Maybe the reason that scientists are having a hard time creating artificial intelligence, Scott Adams suggests, is because human intelligence is an illusion:
You can’t duplicate something that doesn’t exist in the first place. I’m not saying that as a joke. Most of what we regard as human intelligence is an illusion.
I will hedge my claim a little bit and say human intelligence is mostly an illusion because math skills are real, for example. But a computer can do math. Language skills are real too, but a computer can understand words and sentence structure. In fact, all of the parts of intelligence that are real have probably already been duplicated by computers.
So what parts of intelligence are computers failing to duplicate? Answer: The parts that only LOOK like intelligence to humans but are in fact just illusions.

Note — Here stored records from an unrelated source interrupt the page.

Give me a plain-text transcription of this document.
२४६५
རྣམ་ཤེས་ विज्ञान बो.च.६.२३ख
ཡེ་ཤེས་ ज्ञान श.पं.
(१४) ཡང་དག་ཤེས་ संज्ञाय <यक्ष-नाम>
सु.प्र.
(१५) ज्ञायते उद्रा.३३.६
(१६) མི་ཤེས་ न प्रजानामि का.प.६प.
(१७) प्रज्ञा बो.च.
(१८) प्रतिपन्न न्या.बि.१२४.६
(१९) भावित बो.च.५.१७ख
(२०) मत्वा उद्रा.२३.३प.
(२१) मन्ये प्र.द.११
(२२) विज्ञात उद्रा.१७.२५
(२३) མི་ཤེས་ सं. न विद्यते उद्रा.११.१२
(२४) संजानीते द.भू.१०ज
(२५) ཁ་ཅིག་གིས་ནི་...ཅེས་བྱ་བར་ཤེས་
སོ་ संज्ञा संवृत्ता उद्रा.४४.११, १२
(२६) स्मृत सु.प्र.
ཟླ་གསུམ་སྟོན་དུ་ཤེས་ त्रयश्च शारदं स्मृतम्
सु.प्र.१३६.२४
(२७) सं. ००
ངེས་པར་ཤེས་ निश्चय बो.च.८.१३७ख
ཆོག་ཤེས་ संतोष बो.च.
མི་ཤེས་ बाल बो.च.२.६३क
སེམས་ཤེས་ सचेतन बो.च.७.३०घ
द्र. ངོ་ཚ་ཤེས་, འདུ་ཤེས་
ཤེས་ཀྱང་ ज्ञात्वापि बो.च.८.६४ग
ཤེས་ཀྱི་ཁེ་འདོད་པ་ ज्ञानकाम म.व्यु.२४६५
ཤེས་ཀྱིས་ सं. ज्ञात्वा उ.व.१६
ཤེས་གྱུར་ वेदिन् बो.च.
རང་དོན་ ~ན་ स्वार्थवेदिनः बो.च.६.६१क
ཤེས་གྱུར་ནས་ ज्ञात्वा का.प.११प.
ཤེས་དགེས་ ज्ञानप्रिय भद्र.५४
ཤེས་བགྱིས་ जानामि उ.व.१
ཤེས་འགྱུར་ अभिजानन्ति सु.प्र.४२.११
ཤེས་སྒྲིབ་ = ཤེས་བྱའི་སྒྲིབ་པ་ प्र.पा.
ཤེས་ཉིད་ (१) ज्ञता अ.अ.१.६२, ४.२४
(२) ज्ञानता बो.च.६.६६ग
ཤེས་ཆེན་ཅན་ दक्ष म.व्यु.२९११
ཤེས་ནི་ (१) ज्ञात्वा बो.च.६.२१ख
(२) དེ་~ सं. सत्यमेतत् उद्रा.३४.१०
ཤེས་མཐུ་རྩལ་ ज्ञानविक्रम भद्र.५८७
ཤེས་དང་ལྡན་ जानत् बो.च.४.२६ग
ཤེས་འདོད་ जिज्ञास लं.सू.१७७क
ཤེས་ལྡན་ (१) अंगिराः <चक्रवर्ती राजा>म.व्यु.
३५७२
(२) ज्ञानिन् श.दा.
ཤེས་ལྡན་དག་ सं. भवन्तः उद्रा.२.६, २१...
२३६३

For example, science knows that we make decisions before the rational parts of our brains activate. So if you make a computer that thinks first and then decides, you haven’t duplicated human intelligence. If you want your computer to think like people it has to start with an irrational set of biases, make decisions based on those irrational biases then rationalize it after the fact in ways that observers think are stupid. But no one would build such a useless computer, or even try.
I laughed about the recent reports of a computer that passed the Turing test by pretending to be a teenager that was such an airhead jerk that he never answered questions directly. That fooled at least some of the observers into thinking a real teen was behind the curtain instead of a computer. In other words, the researchers duplicated human “intelligence” by making the computer a non-responsive idiot. Nailed it!